Finds from the early 20th century excavations included some coins of Faustina Iunior (161-175), Iulia Domna (193-217), and Valens (364-378). Ceramic finds included Samian ware dated to approximately AD 80 and later; this included a few examples of German Samian ware. Other finds included a silver spoon, pieces of glass, a number of bronze and iron artefacts, a lead basin, and seven lead sling-bullets.

During investigations associated with a road-building project in 1982, a bracelet of twisted gold wire was recovered from contractors' spoil near the fort. A variety of ceramic fragments were recovered, with the majority dating to the Hadrianic and early Antonine periods.

From Collingwood's excavations onwards, a number of lead slingshot bullets had been found in the vicinity of the fort. The scatter from the finds is suggestive of the idea that these were not randomly dropped, but may have resulted from a battle. Differences in appearance of the shot backed up when a 2021 project by the Trimontium Trust working with the University of Edinburgh carried out isotopic analysis of the bullets. This supported the idea that the two types of bullet were made from ore from two different sources.

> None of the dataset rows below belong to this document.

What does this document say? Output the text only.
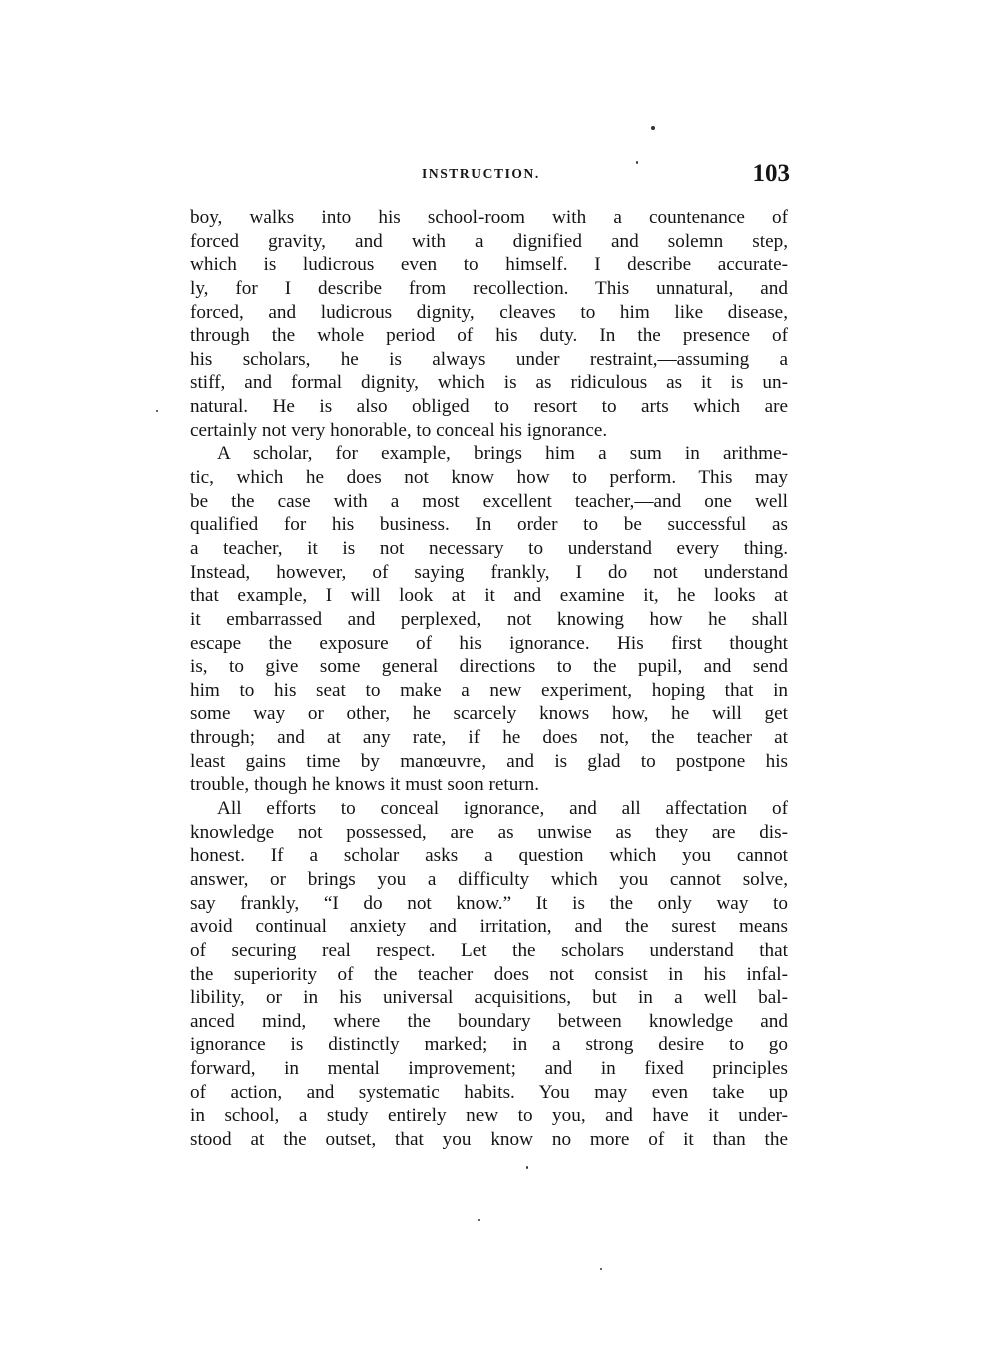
INSTRUCTION.	103
boy, walks into his school-room with a countenance of
forced gravity, and with a dignified and solemn step,
which is ludicrous even to himself. I describe accurate-
ly, for I describe from recollection. This unnatural, and
forced, and ludicrous dignity, cleaves to him like disease,
through the whole period of his duty. In the presence of
his scholars, he is always under restraint,—assuming a
stiff, and formal dignity, which is as ridiculous as it is un-
natural. He is also obliged to resort to arts which are
certainly not very honorable, to conceal his ignorance.
A scholar, for example, brings him a sum in arithme-
tic, which he does not know how to perform. This may
be the case with a most excellent teacher,—and one well
qualified for his business. In order to be successful as
a teacher, it is not necessary to understand every thing.
Instead, however, of saying frankly, I do not understand
that example, I will look at it and examine it, he looks at
it embarrassed and perplexed, not knowing how he shall
escape the exposure of his ignorance. His first thought
is, to give some general directions to the pupil, and send
him to his seat to make a new experiment, hoping that in
some way or other, he scarcely knows how, he will get
through; and at any rate, if he does not, the teacher at
least gains time by manœuvre, and is glad to postpone his
trouble, though he knows it must soon return.
All efforts to conceal ignorance, and all affectation of
knowledge not possessed, are as unwise as they are dis-
honest. If a scholar asks a question which you cannot
answer, or brings you a difficulty which you cannot solve,
say frankly, “I do not know.” It is the only way to
avoid continual anxiety and irritation, and the surest means
of securing real respect. Let the scholars understand that
the superiority of the teacher does not consist in his infal-
libility, or in his universal acquisitions, but in a well bal-
anced mind, where the boundary between knowledge and
ignorance is distinctly marked; in a strong desire to go
forward, in mental improvement; and in fixed principles
of action, and systematic habits. You may even take up
in school, a study entirely new to you, and have it under-
stood at the outset, that you know no more of it than the
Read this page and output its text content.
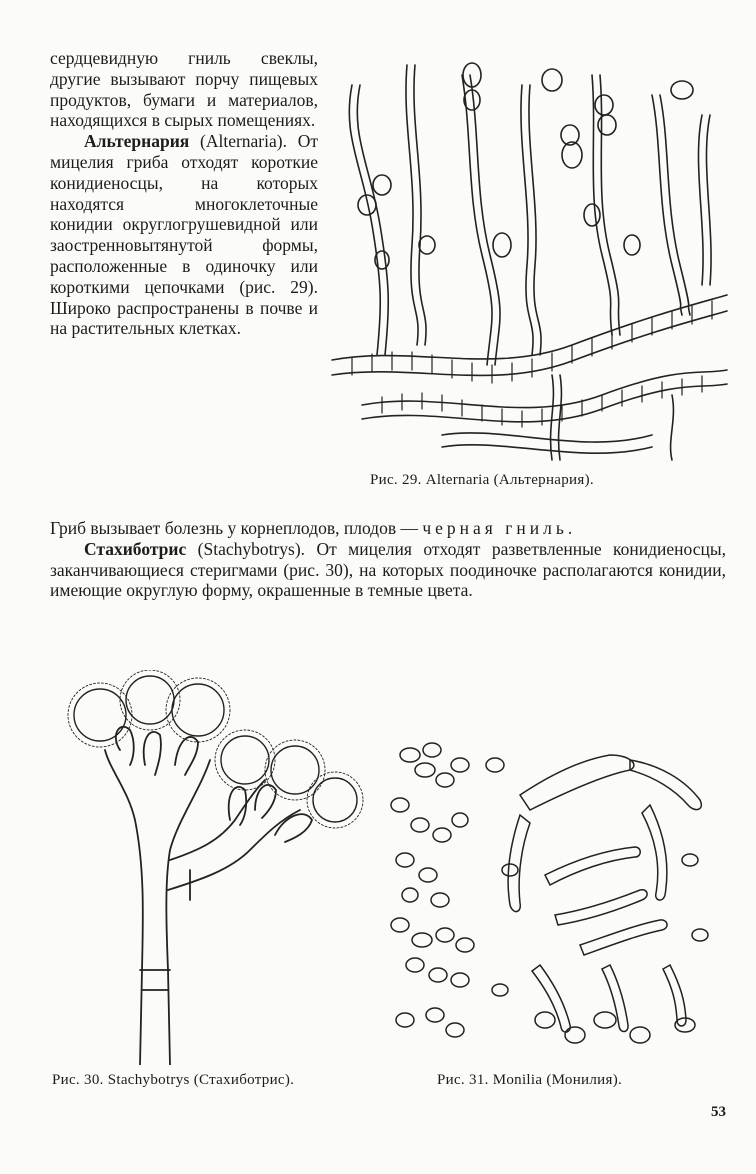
сердцевидную гниль свеклы, другие вызывают порчу пищевых продуктов, бумаги и материалов, находящихся в сырых помещениях.

Альтернария (Alternaria). От мицелия гриба отходят короткие конидиеносцы, на которых находятся многоклеточные конидии округлогрушевидной или заостренновытянутой формы, расположенные в одиночку или короткими цепочками (рис. 29). Широко распространены в почве и на растительных клетках.

Рис. 29. Alternaria (Альтернария).

Гриб вызывает болезнь у корнеплодов, плодов — черная гниль.

Стахиботрис (Stachybotrys). От мицелия отходят разветвленные конидиеносцы, заканчивающиеся стеригмами (рис. 30), на которых поодиночке располагаются конидии, имеющие округлую форму, окрашенные в темные цвета.

Рис. 30. Stachybotrys (Стахиботрис).	Рис. 31. Monilia (Монилия).
53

At the same time, a non-intrusive metal-detecting survey of the fortress site identified some 800 non-ferrous points, with very marked concentrations of point readings immediately outside the east wall of the fort, with another substantial scatter to the north. Alongside the tombstone inscription, and indications that some towers had been destroyed and rebuilt, the potential that many of these are sling-bullets may indicate that an otherwise unknown battle took place, either against uprising locals, or an insurrection from further north, with Roman firepower being directed to enemies outside the walls.

==Access==
The site is open to the public. Finds are on display at The Armitt Museum in Ambleside.